Voltando ao meu tio, pode-se dizer que ele era “o” ligeirinho. Aos domingos, dia dos parentes visitar minha avó, rolava na casa um carteado na parte da tarde. Genros e filhos que iam visitá-la ferviam no baralho, jogando truco e escopa. Menos tio Tôto, o único dos tios que nunca se sentou para participar do baralho domingueiro. Suas visitas eram tão rápidas que quase pareciam um pit-stop de Fórmula 1 ou ejaculação precoce. O curioso é que na loja onde trabalhava era super calmo e atencioso.
Tio Tôto trabalhava como vendedor de tecidos no “Rei das Casimiras”, uma loja que existia na Av. Afonso Pena. O dono da loja era um descendente de libaneses, chamado Ralim (?). Esse sujeito era uma figuraça. Alinhadíssimo, estava sempre de terno, sempre impecável.
Logo no início do nosso namoro, minha mulher foi com uma colega de serviço para comprar um tecido para me dar de presente. O sobrenome dessa colega era Nacif e, claro, também era descendente de libaneses. Escolheram o tecido e o pedido com os dados da compra foi preenchido. Quando já iam pagar, o Ralim interveio, dizendo algo assim:
- Você não pode ir pagando assim, sem nem pechinchar, sem pedir desconto!
Minha mulher e a colega devem ter ficado meio roxas de sem graça. Não sei se ele já conhecia essa moça ou se ficou sabendo de sua ascendência ali na hora. O fato é que achou um absurdo que ela não tivesse orientado a colega na arte da pechincha. As duas estavam no horário de almoço, super corrido, e estavam loucas para voltar ao trabalho. E ele lá, discutindo qual o preço que ela queria pagar, essas coisas.

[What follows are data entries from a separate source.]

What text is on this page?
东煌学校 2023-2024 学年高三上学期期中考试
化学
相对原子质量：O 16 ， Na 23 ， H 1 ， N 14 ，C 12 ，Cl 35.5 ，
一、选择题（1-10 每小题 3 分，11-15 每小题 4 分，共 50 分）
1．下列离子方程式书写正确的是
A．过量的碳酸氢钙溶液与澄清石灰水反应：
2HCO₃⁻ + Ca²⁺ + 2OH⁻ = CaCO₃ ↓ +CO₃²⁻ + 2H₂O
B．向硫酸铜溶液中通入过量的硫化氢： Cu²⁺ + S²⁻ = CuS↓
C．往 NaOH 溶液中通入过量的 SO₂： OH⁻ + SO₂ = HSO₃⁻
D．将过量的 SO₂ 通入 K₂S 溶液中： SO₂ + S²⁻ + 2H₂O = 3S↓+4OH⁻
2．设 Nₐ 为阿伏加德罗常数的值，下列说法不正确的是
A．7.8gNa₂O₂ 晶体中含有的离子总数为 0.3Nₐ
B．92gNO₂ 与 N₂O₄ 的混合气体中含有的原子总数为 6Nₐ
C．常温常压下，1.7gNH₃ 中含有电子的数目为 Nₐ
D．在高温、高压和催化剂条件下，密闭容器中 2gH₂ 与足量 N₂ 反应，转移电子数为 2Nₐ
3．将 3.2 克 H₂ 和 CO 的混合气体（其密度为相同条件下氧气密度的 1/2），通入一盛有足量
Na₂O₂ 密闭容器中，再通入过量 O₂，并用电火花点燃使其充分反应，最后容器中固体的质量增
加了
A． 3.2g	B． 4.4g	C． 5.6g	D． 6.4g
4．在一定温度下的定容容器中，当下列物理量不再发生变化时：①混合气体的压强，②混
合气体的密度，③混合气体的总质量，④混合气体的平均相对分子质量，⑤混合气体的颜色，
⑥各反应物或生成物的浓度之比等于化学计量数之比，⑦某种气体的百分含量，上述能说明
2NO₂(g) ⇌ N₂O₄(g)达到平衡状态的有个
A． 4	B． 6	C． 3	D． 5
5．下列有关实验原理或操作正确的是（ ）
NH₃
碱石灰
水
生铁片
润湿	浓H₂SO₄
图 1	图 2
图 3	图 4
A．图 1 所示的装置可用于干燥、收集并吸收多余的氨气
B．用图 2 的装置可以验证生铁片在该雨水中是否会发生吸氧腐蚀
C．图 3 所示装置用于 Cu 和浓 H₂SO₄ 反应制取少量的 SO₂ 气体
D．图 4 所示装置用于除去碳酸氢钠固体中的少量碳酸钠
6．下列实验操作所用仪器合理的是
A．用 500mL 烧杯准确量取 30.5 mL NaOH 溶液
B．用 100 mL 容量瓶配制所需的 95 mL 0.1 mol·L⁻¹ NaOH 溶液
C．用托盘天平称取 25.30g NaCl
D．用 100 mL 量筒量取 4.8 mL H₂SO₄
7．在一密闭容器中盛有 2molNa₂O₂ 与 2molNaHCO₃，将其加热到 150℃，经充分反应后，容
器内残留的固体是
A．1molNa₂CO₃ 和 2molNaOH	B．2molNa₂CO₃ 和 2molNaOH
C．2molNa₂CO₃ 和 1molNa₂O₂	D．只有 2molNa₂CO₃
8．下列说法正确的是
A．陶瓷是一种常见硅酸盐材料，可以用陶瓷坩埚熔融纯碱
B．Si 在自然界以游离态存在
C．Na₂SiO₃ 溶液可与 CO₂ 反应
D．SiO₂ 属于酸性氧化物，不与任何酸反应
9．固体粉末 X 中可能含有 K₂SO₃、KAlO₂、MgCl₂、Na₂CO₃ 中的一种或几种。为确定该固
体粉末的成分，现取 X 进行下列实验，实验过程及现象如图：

Quando meu irmão se formou (1973), eu mandei fazer um terno sob medida para ir ao baile. Comprei o tecido com tio Tôto e um alfaiate muito bom, seu conhecido, fez o terno. Em 1974 foi minha formatura. Não tive dúvida, mandei fazer outro. Os dois ternos ficaram excelentes, embora o estilo hoje seja ridículo, pois as calças eram tipo pantalona e com cintura bem alta (toureiro light). No ano seguinte (1975), eu me casei. Como o casamento civil era de manhã e o religioso à noite, resolvi fazer outro terno. Usaria o de minha formatura no casamento civil e o novo, no religioso.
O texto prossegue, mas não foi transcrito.